Artificial neural nets might form one small component of the AIs of the coming years and they will always be useful research tools but they are not the be-all and end-all of AI.
> Author Pamela McCorduck writes: "It's part of the history of the field of artificial intelligence that every time somebody figured out how to make a computer do something—play good checkers, solve simple but relatively informal problems—there was a chorus of critics to say, 'that's not thinking'." AIS researcher Rodney Brooks complains: "Every time we figure out a piece of it, it stops being magical; we say, 'Oh, that's just a computation.'"
It's just a problem of managing expectations. The language we use doesn't help either - the term artifical intelligence somehow implies a system that resembles the way humans think. We don't have anything remotely like this. We don't have a faint idea of how to get started on it either.
The machine learning and reinforcement learning techniques that we have are useful in many applications. You shouldn't expect general AI / singularity out of them any time soon and that's fine.
Not expecting singularity but for Moore's law to work in a suitable direction, we may have to take a step back and see if commercialization is holding back the development of an even smarter, better, more human AI.

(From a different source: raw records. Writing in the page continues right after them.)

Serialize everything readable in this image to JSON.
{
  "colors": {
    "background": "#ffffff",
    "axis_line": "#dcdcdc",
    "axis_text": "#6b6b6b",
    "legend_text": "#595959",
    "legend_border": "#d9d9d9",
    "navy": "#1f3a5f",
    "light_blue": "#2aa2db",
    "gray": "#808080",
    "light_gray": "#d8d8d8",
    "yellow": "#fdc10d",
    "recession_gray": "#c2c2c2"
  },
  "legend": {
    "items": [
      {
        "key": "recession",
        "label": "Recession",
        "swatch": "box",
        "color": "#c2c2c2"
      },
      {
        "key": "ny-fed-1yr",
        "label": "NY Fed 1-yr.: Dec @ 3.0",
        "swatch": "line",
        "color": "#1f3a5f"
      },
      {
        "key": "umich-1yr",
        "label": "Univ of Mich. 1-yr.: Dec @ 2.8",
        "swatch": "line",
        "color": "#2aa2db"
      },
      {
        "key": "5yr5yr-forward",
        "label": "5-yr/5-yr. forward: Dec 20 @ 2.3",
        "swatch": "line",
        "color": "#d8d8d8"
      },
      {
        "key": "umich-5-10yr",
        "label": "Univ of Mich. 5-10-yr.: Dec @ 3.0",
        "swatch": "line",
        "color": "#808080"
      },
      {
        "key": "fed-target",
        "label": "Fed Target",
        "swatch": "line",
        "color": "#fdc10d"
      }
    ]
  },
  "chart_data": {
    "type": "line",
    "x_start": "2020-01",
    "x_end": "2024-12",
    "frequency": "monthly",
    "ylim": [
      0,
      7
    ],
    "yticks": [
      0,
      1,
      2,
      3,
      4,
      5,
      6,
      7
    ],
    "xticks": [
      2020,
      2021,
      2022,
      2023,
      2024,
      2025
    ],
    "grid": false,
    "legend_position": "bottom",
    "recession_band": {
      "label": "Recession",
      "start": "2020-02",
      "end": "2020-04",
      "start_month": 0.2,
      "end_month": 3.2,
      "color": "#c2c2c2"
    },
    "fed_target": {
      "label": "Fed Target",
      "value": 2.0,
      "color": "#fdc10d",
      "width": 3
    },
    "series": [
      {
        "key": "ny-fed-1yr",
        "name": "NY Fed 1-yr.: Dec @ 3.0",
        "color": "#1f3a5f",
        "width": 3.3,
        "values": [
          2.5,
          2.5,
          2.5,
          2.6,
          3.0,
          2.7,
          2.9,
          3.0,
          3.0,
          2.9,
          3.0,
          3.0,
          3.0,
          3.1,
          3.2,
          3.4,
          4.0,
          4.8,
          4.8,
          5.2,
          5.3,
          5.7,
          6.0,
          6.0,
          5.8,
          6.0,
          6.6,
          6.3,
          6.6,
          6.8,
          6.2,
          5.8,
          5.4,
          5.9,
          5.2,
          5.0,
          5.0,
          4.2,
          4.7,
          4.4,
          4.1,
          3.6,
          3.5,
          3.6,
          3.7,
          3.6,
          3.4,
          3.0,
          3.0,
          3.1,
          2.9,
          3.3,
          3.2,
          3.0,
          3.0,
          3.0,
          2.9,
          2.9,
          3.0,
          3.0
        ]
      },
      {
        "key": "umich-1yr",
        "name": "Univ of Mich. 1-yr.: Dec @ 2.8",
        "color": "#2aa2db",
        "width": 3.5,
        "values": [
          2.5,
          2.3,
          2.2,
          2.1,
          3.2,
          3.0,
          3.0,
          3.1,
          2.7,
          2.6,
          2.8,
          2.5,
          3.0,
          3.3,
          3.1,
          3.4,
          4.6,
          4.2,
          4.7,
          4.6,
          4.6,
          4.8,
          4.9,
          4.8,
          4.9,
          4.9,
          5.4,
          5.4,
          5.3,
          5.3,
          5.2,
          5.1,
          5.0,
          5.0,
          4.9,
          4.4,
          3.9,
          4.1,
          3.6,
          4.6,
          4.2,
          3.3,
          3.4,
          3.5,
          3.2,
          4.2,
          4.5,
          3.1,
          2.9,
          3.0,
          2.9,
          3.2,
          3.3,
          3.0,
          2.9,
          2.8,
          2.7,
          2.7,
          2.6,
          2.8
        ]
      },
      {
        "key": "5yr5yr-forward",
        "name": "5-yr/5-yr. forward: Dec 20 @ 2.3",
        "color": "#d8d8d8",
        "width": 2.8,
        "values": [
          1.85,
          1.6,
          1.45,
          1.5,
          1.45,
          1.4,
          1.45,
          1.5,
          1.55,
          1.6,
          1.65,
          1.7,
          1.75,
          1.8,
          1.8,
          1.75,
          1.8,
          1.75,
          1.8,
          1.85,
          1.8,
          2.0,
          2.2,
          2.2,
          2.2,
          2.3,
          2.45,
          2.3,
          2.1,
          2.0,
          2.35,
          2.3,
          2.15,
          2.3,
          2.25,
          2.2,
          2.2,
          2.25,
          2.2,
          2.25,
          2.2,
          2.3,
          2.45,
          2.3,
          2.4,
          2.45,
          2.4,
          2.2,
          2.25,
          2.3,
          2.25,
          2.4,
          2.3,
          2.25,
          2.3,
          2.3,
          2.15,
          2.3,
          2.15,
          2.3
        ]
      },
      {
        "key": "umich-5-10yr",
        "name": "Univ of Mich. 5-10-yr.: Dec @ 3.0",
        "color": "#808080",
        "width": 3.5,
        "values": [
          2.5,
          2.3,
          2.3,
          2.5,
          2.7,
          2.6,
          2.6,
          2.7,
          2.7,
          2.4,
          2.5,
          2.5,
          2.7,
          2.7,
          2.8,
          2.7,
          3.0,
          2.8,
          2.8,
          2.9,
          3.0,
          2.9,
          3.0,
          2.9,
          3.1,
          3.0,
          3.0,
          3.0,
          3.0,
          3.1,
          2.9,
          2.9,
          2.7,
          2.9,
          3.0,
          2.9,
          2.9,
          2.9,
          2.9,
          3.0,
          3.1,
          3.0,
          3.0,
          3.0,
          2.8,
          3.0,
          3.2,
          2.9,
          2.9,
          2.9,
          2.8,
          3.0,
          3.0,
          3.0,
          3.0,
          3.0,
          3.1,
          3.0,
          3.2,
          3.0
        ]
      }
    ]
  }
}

It doesn't help when laypersons see anatomical terms like neural network and get the image of a computer replicating a human neuron. In fact its merely a fancy for loop. The same results can be achieved with a few nested for loops though not as efficient).
AI at the moment is a term flung around too much. There are some faux AI tools out there to cash in on the trend. Others can be simple implementations of predictive analysis with AI label slapped on the side for grandeur.
Like another poster said, its about managing expectations.
- As Papers without Code website presented: many algorithms in papers are manually super-optimized to perform state-of-the-art on benchmarks
- Much of ML work outside of top academia and FAANG lacks rigour or doesn't compare results with "dumb" baselines.
- Many companies (e.g. Google, FB) have not devised a proper recourse procedure for mistakes their "AI" policing bots make (and WILL always make).
However:
- Weren't it for commercialization of ML, we would not have ML accelerators of some sort in almost all modern hardware.